On the grapevine, I heard that the first three series of Nip/Tuck are worthwhile, and beyond that point the series becomes silly. Given that the ending of season three was an absolute farce, I dread to think how ludicrous season six is. In fact, the rot sets in very early on. Mid-way through season two, we are treated to a hallucinatory "here's what your life would have been like if..." episode, a trope I thought was reserved only for the televisual equivalent of a broken legged race horse. The opening of series three pulls a similar stunt, with even less impact.
The running storyline between seasons two and three - which centres on a masked serial rapist - is also flawed, and not just because of its dire conclusion. Presumably the arc was introduced to breathe life into what would otherwise be episode-by-episode investigations into specific (and increasingly bizarre) surgical procedures. The shame of it is that the first series contains some really neat ideas: the surgeries parallel personal issues in the lead protagonists' lives. However, by the second season's rather tasteless conjoined twins episode, even that trait has become sledgehammer in approach.

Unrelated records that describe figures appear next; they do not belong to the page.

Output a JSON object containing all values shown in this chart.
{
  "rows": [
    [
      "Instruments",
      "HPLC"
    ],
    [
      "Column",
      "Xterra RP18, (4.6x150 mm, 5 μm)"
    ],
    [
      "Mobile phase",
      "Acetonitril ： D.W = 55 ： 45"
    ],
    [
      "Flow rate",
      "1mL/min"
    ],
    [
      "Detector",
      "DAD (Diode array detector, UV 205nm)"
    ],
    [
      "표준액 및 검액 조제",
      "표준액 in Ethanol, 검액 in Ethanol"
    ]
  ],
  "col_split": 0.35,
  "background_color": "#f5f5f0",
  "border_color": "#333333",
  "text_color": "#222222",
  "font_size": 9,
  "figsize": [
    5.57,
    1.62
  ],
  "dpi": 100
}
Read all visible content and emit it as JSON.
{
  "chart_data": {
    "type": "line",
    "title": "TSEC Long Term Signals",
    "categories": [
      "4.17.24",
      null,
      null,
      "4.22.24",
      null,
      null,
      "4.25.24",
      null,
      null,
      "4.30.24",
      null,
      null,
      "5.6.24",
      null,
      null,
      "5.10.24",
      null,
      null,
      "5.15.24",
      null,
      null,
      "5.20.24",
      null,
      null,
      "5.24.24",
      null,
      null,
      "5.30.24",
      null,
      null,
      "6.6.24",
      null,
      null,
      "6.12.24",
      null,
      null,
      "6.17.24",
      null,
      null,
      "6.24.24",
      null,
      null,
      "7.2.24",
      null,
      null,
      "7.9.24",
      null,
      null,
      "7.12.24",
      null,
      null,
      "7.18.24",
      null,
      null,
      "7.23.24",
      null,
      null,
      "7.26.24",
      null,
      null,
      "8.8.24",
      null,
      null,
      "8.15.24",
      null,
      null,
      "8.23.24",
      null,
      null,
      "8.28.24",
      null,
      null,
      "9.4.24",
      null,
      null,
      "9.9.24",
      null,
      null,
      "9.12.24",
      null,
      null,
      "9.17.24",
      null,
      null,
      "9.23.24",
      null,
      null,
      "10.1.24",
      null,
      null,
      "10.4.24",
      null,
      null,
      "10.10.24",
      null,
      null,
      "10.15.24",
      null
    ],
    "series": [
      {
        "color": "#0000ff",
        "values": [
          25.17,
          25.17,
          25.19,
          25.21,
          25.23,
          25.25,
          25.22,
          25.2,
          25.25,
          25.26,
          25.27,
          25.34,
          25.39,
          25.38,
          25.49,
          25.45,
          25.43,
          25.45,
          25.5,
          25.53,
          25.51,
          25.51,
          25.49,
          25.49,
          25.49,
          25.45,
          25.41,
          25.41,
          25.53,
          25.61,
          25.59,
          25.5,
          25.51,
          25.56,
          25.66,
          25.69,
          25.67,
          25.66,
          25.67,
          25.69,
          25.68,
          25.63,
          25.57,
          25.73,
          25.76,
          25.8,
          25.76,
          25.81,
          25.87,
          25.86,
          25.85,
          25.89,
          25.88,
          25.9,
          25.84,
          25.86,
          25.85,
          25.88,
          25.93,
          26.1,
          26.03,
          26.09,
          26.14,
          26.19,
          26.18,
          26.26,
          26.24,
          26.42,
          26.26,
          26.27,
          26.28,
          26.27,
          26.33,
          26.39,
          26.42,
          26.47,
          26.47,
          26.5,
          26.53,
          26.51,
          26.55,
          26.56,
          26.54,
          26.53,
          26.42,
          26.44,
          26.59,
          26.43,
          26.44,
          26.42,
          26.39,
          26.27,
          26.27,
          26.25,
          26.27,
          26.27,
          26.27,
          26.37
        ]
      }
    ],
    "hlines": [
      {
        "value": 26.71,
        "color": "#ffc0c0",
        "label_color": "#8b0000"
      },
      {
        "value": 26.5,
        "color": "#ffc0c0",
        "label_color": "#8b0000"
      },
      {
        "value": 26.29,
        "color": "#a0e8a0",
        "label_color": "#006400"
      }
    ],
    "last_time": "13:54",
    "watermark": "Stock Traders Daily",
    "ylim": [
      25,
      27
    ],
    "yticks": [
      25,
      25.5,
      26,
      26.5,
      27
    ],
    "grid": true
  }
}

Perhaps this lack of subtlety is apposite given the theme of cosmetic surgery. The protagonists' careers are centred on shaping their clients' looks in a world obsessed with appearances (as the script-writers insist on continually reiterating). It seems apt that the storylines become increasingly sensationalistic and superficial, then. Moreover, the show's clean, glossy aesthetic - which reminded me of the videogame Mirror's Edge - underscores how shallow and artificial the protagonists' professional lives are. Even the deep-seated marital and personal traumas that unravel as the series progresses feel like soap-opera constructions rather than meaningful revelations. However apt that tone may be, ultimately, Nip/Tuck's dramatic trajectory is harder to stomach than the show's realistic visceral effects.